21. yüzyılda daha müreffeh, daha barışçıl ve kısaca daha insanca yaşamak istiyorsak, bunu keleşle değil, kalemle elde edebiliriz ancak. Keleş (silah) hiçbir zaman kaleme dönüştürülemez, ama kalem ihtiyaç duyulduğu an bir silahtır. Bir Fars atasözü de kalemin önemini çok güzel ifade etmiştir:
 
“Kalem miguyed men şah-e cihanem. Kalemkeş ra bi hedefiş miresanem.”  Yani; “kalem der ki, ben dünyanın şahıyım ve beni kullananı hedefine ulaştırırım.”
 
Silah, ancak sözün bittiği yerde el atılan bir araçtır. Oysa bizim sözümüz daha bitmedi ki. Hatta konuştuğumuzu dahi söyleyemeyiz. Çünkü başımıza darbe vurup hafızamızı ve muhakememizi geçici olarak yitirmemize yol açanlar, birbirimizle konuşmamıza fırsat vermediler. Ne zaman elimizi tetikten çekip konuşmaya yeltendiysek, silahla donattılar ve silahı dayattılar.
 
Birbirimizi suçlamayı bırakıp birbirimizle konuşmaya ve dertleşmeye ne dersiniz? Çünkü dikkat ederseniz, konuştukça birbirimize ısınıyor ve silahlardan soğuyoruz.

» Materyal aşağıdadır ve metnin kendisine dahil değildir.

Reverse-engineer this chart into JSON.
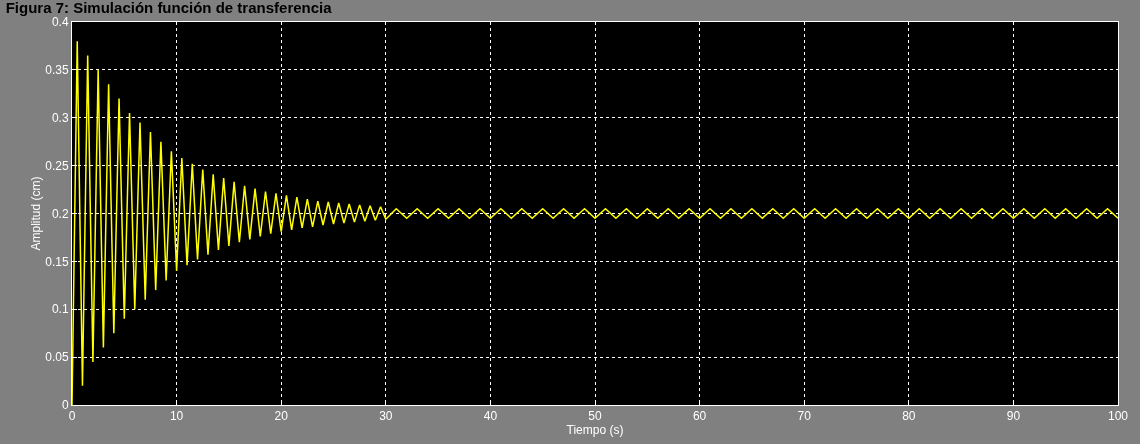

Silahları susturunca feryatlarımızın da yerini her dildeki nağmeler alıyor.
 
Öyleyse daha yakından ve daha fazla konuşalım. Göz göze, yüz yüze ve kalp kalbe konuşalım. Çünkü konuştukça parmaklarımız tetikten ve ellerimiz keleşten çekilecek. Biz de yeniden kaleme ve kalemin yazdıklarına döneceğiz. Çünkü kalem aydınlıktır, bizi de aydınlığa çıkarabilir!